Para los que añoran estampas del pasado salteño, hoy traemos un personaje que desapareció a mediados del siglo pasado, “el leñatero”. Campesino silencioso y que, arriando a pie sus burros, ingresaba todos los días a la ciudad por el paso del Portezuelo. Era para entregar en las puertas de las casas una carga de leña seca del cerro. 
Y los burritos leñeros también son una estampa de esa Salta que se fue. Animalitos que se perdieron lentamente en el tiempo, ahuyentados quizá por el carbón primero, por kerosén después y por último por el gas natural. La modernidad será. 
Don Marcelino Motoya, nacido en La Lagunilla, fue quizá el último leñero. Trajinó la ciudad con ese oficio hasta 1967, cuando El Tribuno lo inmortalizó con una nota donde contó que lo había jubilado por decreto el gobernador de entonces, general Héctor D’Andrea.
Montoya había comenzado con su oficio en 1917, cuando apenas tenía 22 años. Por entonces la ciudad era pequeña y el único combustible que sus habitantes consumían era la leña que se extraía con hacha y machete de la panza del San Bernardo. 
Claro, Montoya no fue el primero ni el único leñatero de Salta, pero en 1967 solo él seguía llegando todas las mañanas a la ciudad con su burrito, cargado con dos o tres ataditos de leña seca que recogía del monte, pues ya ni siquiera podía hachar. 
Hacía 50 años que todos los días recorría a pie el camino de La Lagunilla a Salta, ida y vuelta; por el mismo sendero que en vísperas de la Batalla de Salta, había hecho el “Chocolate” Saravia, disfrazado justamente de leñatero y haciéndose de arriar una recua de burros.
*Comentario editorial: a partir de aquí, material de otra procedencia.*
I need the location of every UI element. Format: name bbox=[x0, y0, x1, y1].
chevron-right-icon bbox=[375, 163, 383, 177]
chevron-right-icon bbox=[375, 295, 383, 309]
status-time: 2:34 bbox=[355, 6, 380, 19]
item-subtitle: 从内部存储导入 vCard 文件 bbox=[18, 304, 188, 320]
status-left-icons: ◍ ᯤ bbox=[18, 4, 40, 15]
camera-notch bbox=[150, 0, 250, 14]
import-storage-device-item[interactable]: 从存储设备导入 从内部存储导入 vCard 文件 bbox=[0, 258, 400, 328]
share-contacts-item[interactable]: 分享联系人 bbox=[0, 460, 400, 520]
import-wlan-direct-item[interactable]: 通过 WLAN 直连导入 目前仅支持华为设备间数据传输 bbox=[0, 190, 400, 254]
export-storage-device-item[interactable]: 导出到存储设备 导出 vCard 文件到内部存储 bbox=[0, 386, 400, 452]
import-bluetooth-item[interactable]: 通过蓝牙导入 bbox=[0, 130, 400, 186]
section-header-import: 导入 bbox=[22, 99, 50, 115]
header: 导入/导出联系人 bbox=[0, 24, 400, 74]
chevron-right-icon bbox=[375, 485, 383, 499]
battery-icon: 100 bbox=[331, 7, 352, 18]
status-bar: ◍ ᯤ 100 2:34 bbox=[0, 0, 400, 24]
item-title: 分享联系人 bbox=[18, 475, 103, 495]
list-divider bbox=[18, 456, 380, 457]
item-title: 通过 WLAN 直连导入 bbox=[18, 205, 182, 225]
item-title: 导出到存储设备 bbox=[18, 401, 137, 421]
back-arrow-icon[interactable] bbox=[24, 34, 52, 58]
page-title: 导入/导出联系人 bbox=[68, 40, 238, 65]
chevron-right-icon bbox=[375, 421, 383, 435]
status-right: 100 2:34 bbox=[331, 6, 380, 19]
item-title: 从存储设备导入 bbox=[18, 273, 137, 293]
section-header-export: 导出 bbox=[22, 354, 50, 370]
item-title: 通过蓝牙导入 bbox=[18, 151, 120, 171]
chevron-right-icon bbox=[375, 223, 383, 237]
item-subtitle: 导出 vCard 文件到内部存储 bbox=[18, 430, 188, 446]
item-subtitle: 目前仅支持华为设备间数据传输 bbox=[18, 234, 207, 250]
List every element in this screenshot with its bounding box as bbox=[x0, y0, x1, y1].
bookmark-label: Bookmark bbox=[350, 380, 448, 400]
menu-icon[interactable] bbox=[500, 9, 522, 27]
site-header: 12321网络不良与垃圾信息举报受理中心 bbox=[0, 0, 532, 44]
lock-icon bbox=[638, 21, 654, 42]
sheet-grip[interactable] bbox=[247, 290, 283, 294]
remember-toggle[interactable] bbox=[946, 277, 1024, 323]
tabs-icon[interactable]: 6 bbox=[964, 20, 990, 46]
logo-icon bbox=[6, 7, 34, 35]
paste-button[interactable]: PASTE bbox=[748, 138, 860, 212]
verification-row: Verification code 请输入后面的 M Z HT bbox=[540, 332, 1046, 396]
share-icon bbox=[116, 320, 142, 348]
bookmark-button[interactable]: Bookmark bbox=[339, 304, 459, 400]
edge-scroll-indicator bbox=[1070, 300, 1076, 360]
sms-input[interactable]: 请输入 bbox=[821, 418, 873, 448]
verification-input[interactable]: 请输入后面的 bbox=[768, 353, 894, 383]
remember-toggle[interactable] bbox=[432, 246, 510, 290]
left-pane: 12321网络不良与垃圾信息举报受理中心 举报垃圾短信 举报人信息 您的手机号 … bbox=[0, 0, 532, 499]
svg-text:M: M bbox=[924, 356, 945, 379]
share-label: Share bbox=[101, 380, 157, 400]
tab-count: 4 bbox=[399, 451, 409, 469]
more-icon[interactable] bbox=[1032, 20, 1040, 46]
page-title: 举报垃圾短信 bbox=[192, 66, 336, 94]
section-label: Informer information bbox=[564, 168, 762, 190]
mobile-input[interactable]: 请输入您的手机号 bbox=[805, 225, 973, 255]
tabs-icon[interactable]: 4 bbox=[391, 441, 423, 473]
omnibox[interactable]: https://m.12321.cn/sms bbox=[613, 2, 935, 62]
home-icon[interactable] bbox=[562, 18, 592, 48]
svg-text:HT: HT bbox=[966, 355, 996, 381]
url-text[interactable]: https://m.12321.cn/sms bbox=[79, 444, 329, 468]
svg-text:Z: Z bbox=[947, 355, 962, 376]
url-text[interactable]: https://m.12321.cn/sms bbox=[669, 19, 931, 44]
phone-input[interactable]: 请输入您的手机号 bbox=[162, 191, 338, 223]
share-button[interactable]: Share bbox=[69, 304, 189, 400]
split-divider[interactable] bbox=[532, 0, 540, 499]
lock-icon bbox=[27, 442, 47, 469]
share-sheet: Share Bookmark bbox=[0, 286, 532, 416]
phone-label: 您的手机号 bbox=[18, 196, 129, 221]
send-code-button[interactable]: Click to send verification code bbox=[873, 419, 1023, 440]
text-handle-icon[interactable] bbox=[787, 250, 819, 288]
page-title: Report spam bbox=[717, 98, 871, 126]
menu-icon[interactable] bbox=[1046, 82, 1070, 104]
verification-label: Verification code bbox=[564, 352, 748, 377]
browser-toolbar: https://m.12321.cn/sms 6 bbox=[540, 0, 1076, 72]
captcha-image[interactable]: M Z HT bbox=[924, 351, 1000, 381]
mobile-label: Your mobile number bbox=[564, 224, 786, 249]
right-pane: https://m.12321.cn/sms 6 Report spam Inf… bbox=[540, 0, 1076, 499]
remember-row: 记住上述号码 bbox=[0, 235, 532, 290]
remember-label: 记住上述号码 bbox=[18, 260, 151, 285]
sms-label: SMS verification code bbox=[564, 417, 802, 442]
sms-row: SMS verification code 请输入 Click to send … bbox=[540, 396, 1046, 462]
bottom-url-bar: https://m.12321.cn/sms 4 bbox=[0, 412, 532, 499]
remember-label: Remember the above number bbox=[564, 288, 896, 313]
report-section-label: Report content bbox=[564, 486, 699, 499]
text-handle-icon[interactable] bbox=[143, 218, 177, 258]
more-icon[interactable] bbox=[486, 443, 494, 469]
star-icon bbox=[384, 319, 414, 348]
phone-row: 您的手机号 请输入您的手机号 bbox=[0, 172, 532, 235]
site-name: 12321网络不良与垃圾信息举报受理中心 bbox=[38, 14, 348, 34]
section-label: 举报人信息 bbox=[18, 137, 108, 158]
En 1967, hacía 72 años que Montoya había nacido en La Lagunilla, a unos 15 kilómetros de Salta y allí, en un monte que ya no existe, había aprendido su oficio, el mismo de su tata y de su abuelo. Por entonces ¿quién no había visto alguna vez su casi bíblica estampa, volviendo por la tarde a La Lagunilla por la cuesta del portezuelo? ¿Quién no lo había visto en frías mañanas surgir entre la niebla, como si fuera un patriarca rural? Pero un día de 1967 o 1968, Marcelino Montoya nunca más volvió.